Jan 16, 2008 04:21 AM
Anonymous
Allstate Agent

What the Office of Insurance Regulation has done is wrong. If they wanted to punish Allstate, they should have done it monetarily and not slander the company which in turn leaves 4,000 Allstate Agency owners and support staff in fear for their jobs and lively hood.

 

America was founded on the idea that the Government should not be in competition with free enterprise. With Citizens taking application if the rate is 15% less that the private market carrier they are inhibiting the free market and driving more and more carriers out of the market, thus hurting competitive pricing.

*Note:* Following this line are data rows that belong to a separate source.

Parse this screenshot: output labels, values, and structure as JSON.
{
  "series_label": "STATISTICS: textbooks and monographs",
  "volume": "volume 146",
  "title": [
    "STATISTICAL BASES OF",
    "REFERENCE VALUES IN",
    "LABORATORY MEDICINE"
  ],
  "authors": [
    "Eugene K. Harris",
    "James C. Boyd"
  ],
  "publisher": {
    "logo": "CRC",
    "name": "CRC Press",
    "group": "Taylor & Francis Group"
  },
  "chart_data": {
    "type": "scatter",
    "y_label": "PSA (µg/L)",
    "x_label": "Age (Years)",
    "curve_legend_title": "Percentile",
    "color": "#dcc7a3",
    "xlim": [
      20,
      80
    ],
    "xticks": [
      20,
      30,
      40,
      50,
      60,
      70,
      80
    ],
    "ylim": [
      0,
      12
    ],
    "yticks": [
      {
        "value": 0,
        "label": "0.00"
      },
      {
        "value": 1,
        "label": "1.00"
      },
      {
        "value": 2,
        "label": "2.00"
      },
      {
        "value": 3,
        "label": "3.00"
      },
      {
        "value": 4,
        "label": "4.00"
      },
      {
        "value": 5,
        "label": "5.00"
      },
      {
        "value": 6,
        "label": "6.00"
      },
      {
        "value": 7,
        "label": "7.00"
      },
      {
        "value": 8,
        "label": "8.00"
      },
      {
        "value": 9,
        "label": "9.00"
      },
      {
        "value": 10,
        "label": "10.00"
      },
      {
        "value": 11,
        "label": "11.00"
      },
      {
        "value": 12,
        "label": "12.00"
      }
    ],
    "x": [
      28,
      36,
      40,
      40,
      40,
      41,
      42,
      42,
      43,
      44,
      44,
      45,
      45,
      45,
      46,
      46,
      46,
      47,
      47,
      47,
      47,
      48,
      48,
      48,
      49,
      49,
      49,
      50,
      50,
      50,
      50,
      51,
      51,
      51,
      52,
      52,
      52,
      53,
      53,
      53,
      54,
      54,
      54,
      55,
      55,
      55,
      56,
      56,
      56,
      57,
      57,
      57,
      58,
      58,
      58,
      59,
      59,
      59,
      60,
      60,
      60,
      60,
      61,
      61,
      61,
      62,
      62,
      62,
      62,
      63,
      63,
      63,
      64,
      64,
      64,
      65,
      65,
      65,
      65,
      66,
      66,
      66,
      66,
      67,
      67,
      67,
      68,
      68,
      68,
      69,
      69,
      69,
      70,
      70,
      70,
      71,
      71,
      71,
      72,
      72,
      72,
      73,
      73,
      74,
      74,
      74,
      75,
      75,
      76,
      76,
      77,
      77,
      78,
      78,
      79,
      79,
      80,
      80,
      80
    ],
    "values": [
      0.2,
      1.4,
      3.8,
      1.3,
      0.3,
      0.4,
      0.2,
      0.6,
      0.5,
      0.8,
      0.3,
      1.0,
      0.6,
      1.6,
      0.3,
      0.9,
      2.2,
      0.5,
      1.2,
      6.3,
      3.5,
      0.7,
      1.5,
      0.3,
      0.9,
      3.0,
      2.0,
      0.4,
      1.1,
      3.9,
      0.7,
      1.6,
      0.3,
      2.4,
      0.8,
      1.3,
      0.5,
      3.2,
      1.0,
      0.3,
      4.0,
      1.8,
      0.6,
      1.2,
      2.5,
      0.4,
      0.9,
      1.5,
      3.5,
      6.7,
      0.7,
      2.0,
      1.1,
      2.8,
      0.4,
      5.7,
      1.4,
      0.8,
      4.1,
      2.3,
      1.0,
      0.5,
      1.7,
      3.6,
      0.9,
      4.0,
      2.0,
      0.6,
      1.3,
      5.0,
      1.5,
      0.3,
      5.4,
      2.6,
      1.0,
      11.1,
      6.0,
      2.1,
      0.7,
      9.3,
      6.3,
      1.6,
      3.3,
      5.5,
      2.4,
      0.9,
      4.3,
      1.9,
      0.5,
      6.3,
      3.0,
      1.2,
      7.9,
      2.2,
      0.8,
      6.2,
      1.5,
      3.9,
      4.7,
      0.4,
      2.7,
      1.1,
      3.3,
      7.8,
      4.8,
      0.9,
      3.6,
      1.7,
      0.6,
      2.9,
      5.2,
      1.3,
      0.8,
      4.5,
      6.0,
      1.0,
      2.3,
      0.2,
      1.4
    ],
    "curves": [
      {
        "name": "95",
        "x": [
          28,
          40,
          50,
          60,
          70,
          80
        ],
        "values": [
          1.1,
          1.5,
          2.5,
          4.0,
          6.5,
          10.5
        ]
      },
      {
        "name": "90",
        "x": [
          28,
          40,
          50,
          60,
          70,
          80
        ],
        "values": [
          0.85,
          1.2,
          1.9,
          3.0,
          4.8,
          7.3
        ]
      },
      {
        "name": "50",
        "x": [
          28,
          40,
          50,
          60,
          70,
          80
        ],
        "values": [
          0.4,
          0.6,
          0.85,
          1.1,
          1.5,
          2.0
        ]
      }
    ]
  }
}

Then they run it so poorly that they need to surcharge everyone with a real insurance company because they do not charge enough, um duh... 

Jan 17, 2008 06:50 AM
#2
Anonymous
David

I think the previous commentor had some valid points, however there might be some personal interests involved.

First, we need to understand that Citizens was established for homeowners in which other companies would not insure.  Older structures, structures located within the high-velocity wind debris region and homeowners with poor credit.  As regard to Citizens' rates, they are somewhat reflective of an actual model and not the unapproved model in which Allstate used to request a 47% premium increase.

But let's get back to the story, the penalty against Allstate was valid.  They received a subpoena ordering certain documents to be sent to the OIR.  They failed to 100% comply with that order.  "Order" is the key word here.  They objected without a ruling and instead sent a 40,000 document paper blizzard.  In addition, considering Allstate is already being fined $25,000 per day in Missouri for similar acts, McCarty assumed that tacking on a financial penalty would be brushed off as well.

It is unfortunate for the independent agents within the state to suffer.  The agents have no control over how Allstate corporate officers handle their business.  The issue here is compliance.  But let's not assume that Allstate agents are going hungry.  Since the restructuring of whom Allstate will insure, agents have been given the opportunity to write policies under other carriers.  Some Allstate agents left and became true independent agents not having to be told who they can write for.  It is a fact, referring to an internal Allstate memo, that Allstate is intentionally reducing its risk in Florida by dropping homeowner policies and pushing other lines very hard.

Additional facts to consider.  Re-insurance costs to Allstate and all other carriers writing in Florida have recently decreased, in double-digits.  The state required carriers to pass that saviings to the policy holders.  To date, less that 20% of all carriers have fully complied with this LAW.  Over 50% haven't complied at ALL.  In my opinion, Allstate should not have been the only carrier to get slapped (if we're talking about compliance).

We cannot assume that corporate america will govern itself.  I think history has proven that.  Regulation is like a padlock, it keeps honest people honest.